Community opposition to data center development has become a hot-button bipartisan issue, and citizens and politicians are demanding more information from would-be developers and their customers about potential impacts to electricity prices, water supplies and other natural resources.
Businesses must treat those concerns and questions seriously if they want to retain their social license to operate in this moment of spiking energy demand and rapid deployment of artificial intelligence services and the infrastructure to support them, said former Obama administration official and Tennessee Valley Authority board member Michelle Moore during an energy tutorial on June 23, at Trellis Impact 26 in San Francisco.
Seven in 10 U.S. residents have serious concerns about how to make sure their voices are heard on data center build-outs in their communities, noted Moore, whose energy nonprofit Groundswell brings community solar and energy efficiency programs to rural communities, citing recent Gallup research. That sentiment is bipartisan, uniting citizens who don’t see eye-to-eye on many other issues.
“There is one thing they agree on,” said Moore. “They don’t like data centers.”
A groundswell of opposition
Growing community opposition to big data centers came up frequently during the Trellis Impact keynote program on Tuesday: Several speakers urged corporate sustainability professionals to ask tougher questions of their AI suppliers as part of contract discussions.
“We currently have the people driving this ecosystem not in the room, not at the table,” said Dara O’Rourke, an environmental scientist and professor at the University of California Berkeley, calling out AI companies including Open AI, Anthropic, DeepSeek and Mistral. “We really need all of you in the room to use your power to reach the good version of this.”
That pressure should be applied to the modelers, the data center providers, chip designers and utilities, O’Rourke said.
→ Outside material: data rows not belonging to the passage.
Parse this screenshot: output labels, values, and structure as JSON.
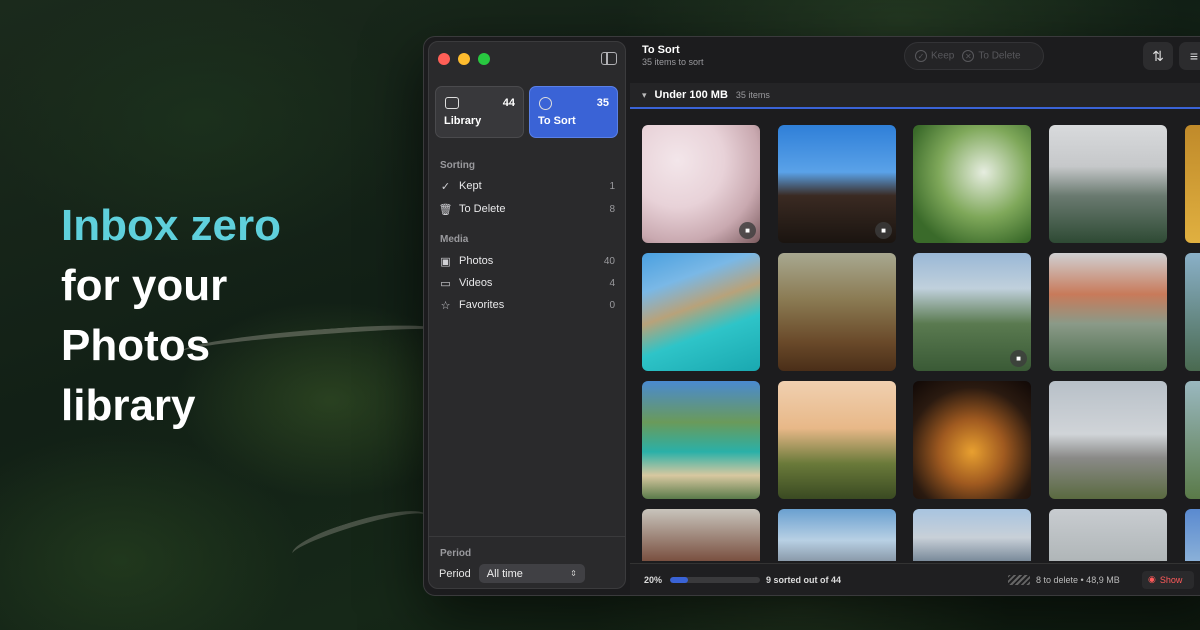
{
  "headline": {
    "accent": "Inbox zero",
    "line2": "for your",
    "line3": "Photos",
    "line4": "library"
  },
  "sidebar": {
    "tiles": [
      {
        "label": "Library",
        "count": "44"
      },
      {
        "label": "To Sort",
        "count": "35"
      }
    ],
    "sorting_title": "Sorting",
    "sorting_items": [
      {
        "label": "Kept",
        "count": "1",
        "icon": "check-circle-icon"
      },
      {
        "label": "To Delete",
        "count": "8",
        "icon": "trash-icon"
      }
    ],
    "media_title": "Media",
    "media_items": [
      {
        "label": "Photos",
        "count": "40",
        "icon": "photo-icon"
      },
      {
        "label": "Videos",
        "count": "4",
        "icon": "video-icon"
      },
      {
        "label": "Favorites",
        "count": "0",
        "icon": "star-icon"
      }
    ],
    "period_section": "Period",
    "period_label": "Period",
    "period_value": "All time"
  },
  "main": {
    "title": "To Sort",
    "subtitle": "35 items to sort",
    "keep_label": "Keep",
    "delete_label": "To Delete",
    "group_title": "Under 100 MB",
    "group_count": "35 items"
  },
  "footer": {
    "percent": "20%",
    "progress": 0.2,
    "sorted_text": "9 sorted out of 44",
    "delete_text": "8 to delete • 48,9 MB",
    "show_label": "Show"
  },
  "colors": {
    "accent": "#3a63d6",
    "headline_accent": "#5fd0dc",
    "danger": "#ff5a5a"
  }
}
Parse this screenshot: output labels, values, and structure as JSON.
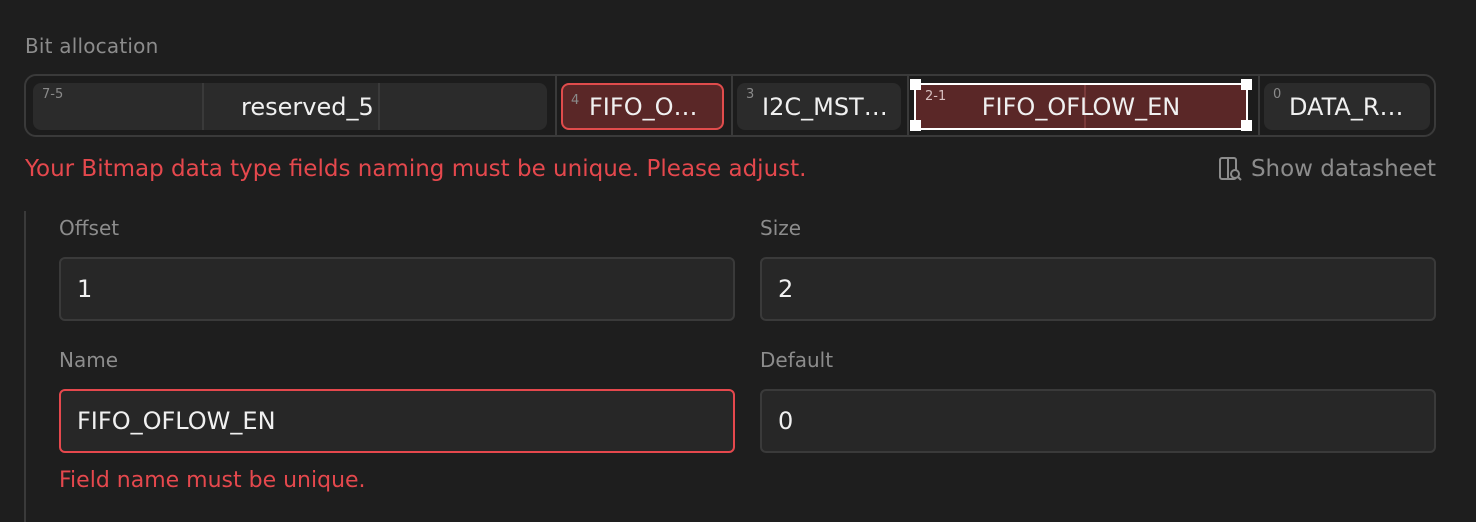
{
  "section_label": "Bit allocation",
  "bit_segments": [
    {
      "range": "7-5",
      "label": "reserved_5"
    },
    {
      "range": "4",
      "label": "FIFO_OF…"
    },
    {
      "range": "3",
      "label": "I2C_MST…"
    },
    {
      "range": "2-1",
      "label": "FIFO_OFLOW_EN"
    },
    {
      "range": "0",
      "label": "DATA_R…"
    }
  ],
  "error_message": "Your Bitmap data type fields naming must be unique. Please adjust.",
  "show_datasheet_label": "Show datasheet",
  "fields": {
    "offset": {
      "label": "Offset",
      "value": "1"
    },
    "size": {
      "label": "Size",
      "value": "2"
    },
    "name": {
      "label": "Name",
      "value": "FIFO_OFLOW_EN",
      "error": "Field name must be unique."
    },
    "default": {
      "label": "Default",
      "value": "0"
    }
  },
  "colors": {
    "error": "#e5484d",
    "selected_segment": "#5a2727",
    "background": "#1e1e1e"
  }
}
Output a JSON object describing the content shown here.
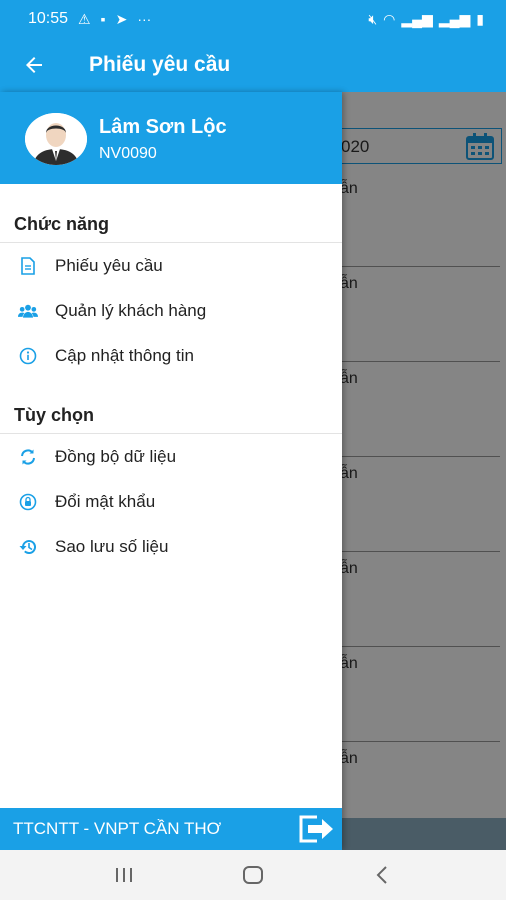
{
  "status": {
    "time": "10:55",
    "dots": "···"
  },
  "appbar": {
    "title": "Phiếu yêu cầu"
  },
  "background": {
    "date_partial": "020",
    "row_text": "ẫn"
  },
  "user": {
    "name": "Lâm Sơn Lộc",
    "id": "NV0090"
  },
  "sections": {
    "functions": {
      "title": "Chức năng",
      "items": [
        {
          "label": "Phiếu yêu cầu",
          "icon": "document-icon"
        },
        {
          "label": "Quản lý khách hàng",
          "icon": "people-icon"
        },
        {
          "label": "Cập nhật thông tin",
          "icon": "info-icon"
        }
      ]
    },
    "options": {
      "title": "Tùy chọn",
      "items": [
        {
          "label": "Đồng bộ dữ liệu",
          "icon": "sync-icon"
        },
        {
          "label": "Đổi mật khẩu",
          "icon": "lock-icon"
        },
        {
          "label": "Sao lưu số liệu",
          "icon": "backup-icon"
        }
      ]
    }
  },
  "footer": {
    "org": "TTCNTT - VNPT CẦN THƠ"
  },
  "colors": {
    "primary": "#1aa0e6",
    "icon": "#1aa0e6"
  }
}
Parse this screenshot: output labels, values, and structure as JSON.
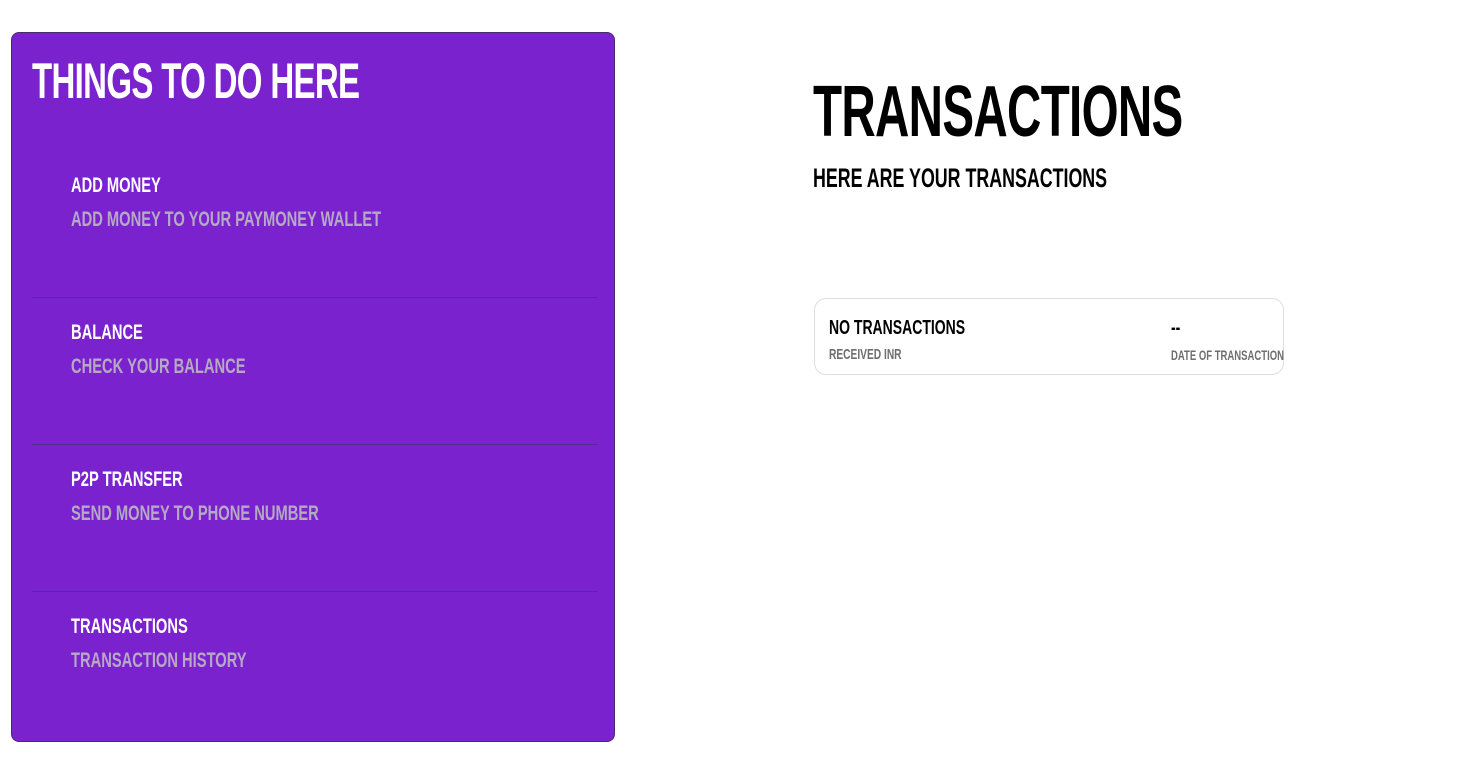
{
  "sidebar": {
    "title": "THINGS TO DO HERE",
    "items": [
      {
        "label": "ADD MONEY",
        "description": "ADD MONEY TO YOUR PAYMONEY WALLET"
      },
      {
        "label": "BALANCE",
        "description": "CHECK YOUR BALANCE"
      },
      {
        "label": "P2P TRANSFER",
        "description": "SEND MONEY TO PHONE NUMBER"
      },
      {
        "label": "TRANSACTIONS",
        "description": "TRANSACTION HISTORY"
      }
    ]
  },
  "main": {
    "title": "TRANSACTIONS",
    "subtitle": "HERE ARE YOUR TRANSACTIONS",
    "transactions": [
      {
        "name": "NO TRANSACTIONS",
        "type": "RECEIVED INR",
        "amount": "--",
        "date_label": "DATE OF TRANSACTION"
      }
    ]
  },
  "colors": {
    "panel_bg": "#7b22cf",
    "panel_muted_text": "#b5a9c4",
    "divider": "#5a2a8a"
  }
}
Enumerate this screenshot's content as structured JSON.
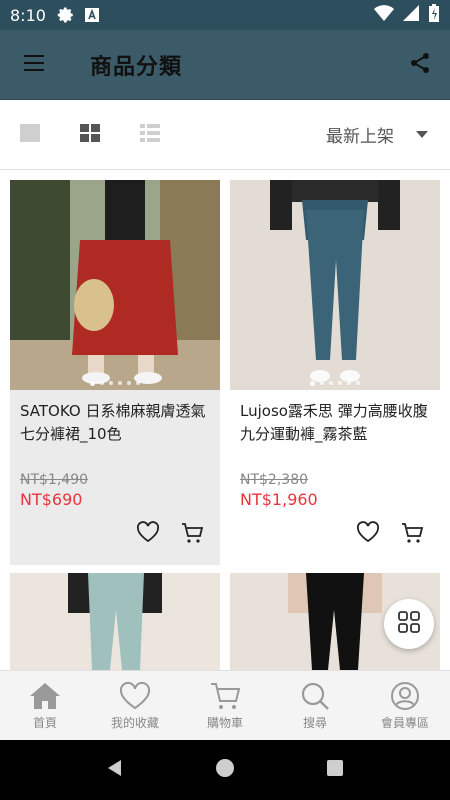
{
  "status_bar": {
    "time": "8:10"
  },
  "app_bar": {
    "title": "商品分類"
  },
  "toolbar": {
    "sort_label": "最新上架"
  },
  "products": [
    {
      "name": "SATOKO 日系棉麻親膚透氣七分褲裙_10色",
      "old_price": "NT$1,490",
      "price": "NT$690"
    },
    {
      "name": "Lujoso露禾思 彈力高腰收腹九分運動褲_霧茶藍",
      "old_price": "NT$2,380",
      "price": "NT$1,960"
    }
  ],
  "bottom_nav": [
    {
      "label": "首頁",
      "icon": "home-icon"
    },
    {
      "label": "我的收藏",
      "icon": "heart-icon"
    },
    {
      "label": "購物車",
      "icon": "cart-icon"
    },
    {
      "label": "搜尋",
      "icon": "search-icon"
    },
    {
      "label": "會員專區",
      "icon": "user-icon"
    }
  ],
  "colors": {
    "app_bar": "#3b5b69",
    "status_bar": "#2d4f5d",
    "sale_price": "#e8343f"
  }
}
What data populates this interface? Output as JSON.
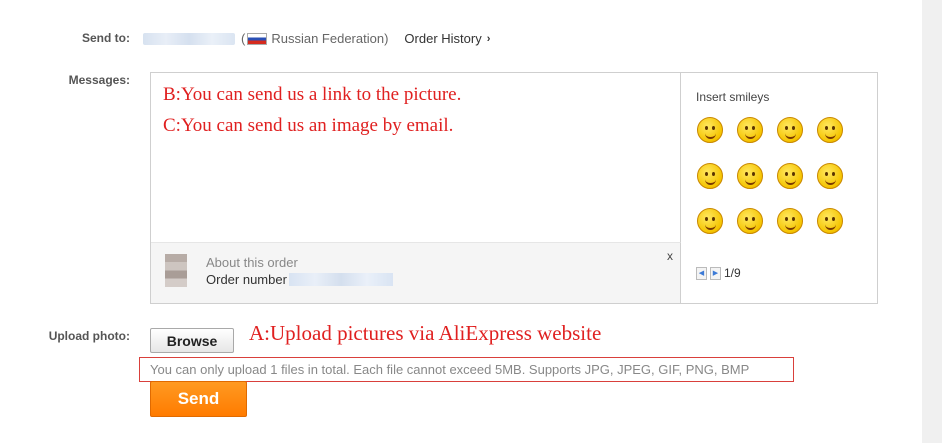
{
  "form": {
    "send_to_label": "Send to:",
    "country": "Russian Federation",
    "country_open_paren": "(",
    "country_close_paren": ")",
    "order_history_link": "Order History",
    "messages_label": "Messages:",
    "upload_label": "Upload photo:"
  },
  "message": {
    "lines": [
      "B:You can send us a link to the picture.",
      "C:You can send us an image by email."
    ]
  },
  "order_info": {
    "about": "About this order",
    "order_number_label": "Order number",
    "close": "x"
  },
  "smileys": {
    "title": "Insert smileys",
    "icons": [
      "smile-icon",
      "kiss-icon",
      "tongue-icon",
      "giggle-icon",
      "party-blow-icon",
      "shout-icon",
      "laugh-tears-icon",
      "cover-mouth-icon",
      "sad-hug-icon",
      "hug-icon",
      "smirk-icon",
      "thinking-icon"
    ],
    "pager": "1/9"
  },
  "upload": {
    "browse_label": "Browse",
    "annotation": "A:Upload pictures via AliExpress website",
    "hint": "You can only upload 1 files in total. Each file cannot exceed 5MB. Supports JPG, JPEG, GIF, PNG, BMP"
  },
  "actions": {
    "send_label": "Send"
  },
  "colors": {
    "annotation_red": "#e02020",
    "send_orange": "#ff8a10"
  }
}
In particular, the sustainability community should push back on the addition of natural gas generation to the U.S. grid — as Microsoft, for example, plans for several proposed data center projects despite its aggressive 2030 emissions reduction goal.
The Business Council on Climate Change, which represents companies including Google, LinkedIn, Pacific Gas & Electric and Salesforce this week published suggested questions that companies should ask their data center suppliers, including greenhouse gas emissions across all three emissions scopes defined by the Greenhouse Gas Protocol, energy consumption in megawatt-hours associated with training an AI model, and both direct and indirect water usage related to electricity consumption.
“If we do our jobs as the community’s customers, then these firms I listed at the start will actually have to hire you,” O’Rourke said. “They will actually need you on their teams doing this work and driving this forward in a serious way.”